The panelists talked about drawing inspiration from Dribble.com or Pinterest, and learning new skills from sites like Lynda.com and Skillshare.com. Social media is also very helpful in terms of staying relevant and on top of the current design trends. Daniels advises majors to “put yourself in the middle of it all,” and Vest emphasized the usefulness of going places, like gardens and museums to find inspiration.
Even though these graphic designers are now doing their own work post-graduation, they still find time for personal projects which they say help them hone existing skills as well as work on new ones.
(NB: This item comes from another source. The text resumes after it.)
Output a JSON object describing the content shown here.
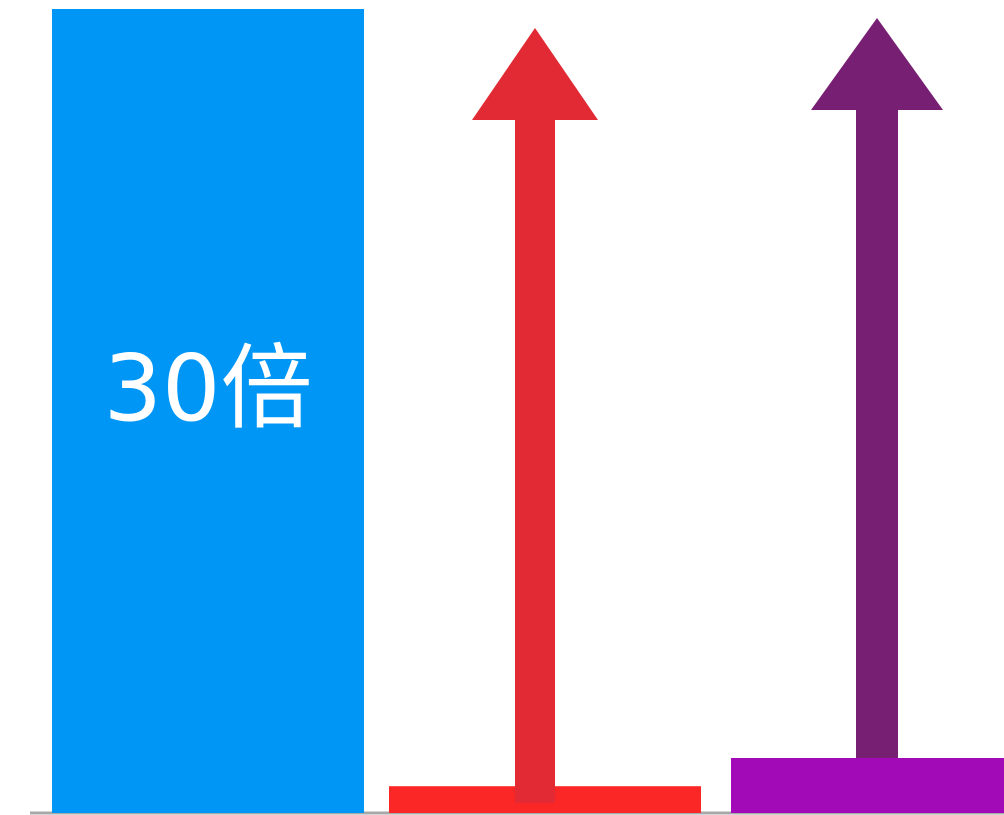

Amy Berbert, the multimedia specialist at the Calvert School, is working on a photography project called “Remembering the Stains on the Sidewalk,” where she goes back to the sites of homicides in Baltimore one year later and takes a picture at the exact time the homicide occurred.
Danielle Dernoga, the Assistant Art Director at the Baltimore Magazine, recently had the chance to design the entire Best of Baltimore issue for the magazine, a feat she called “extremely fun.” Additionally, Muccioli has designed the label for a local BBQ sauce company, for which he was paid in a lifetime’s supply of free BBQ sauce.
There is room both inside and outside of the industry for creativity and passion projects, and each project has ultimately taught the panelists something new about their craft and about the element of unpredictability within each graphic design job. No matter what design job you eventually take, it is important to constantly challenge and push yourself to create better design concepts and, to ultimately, have fun with it.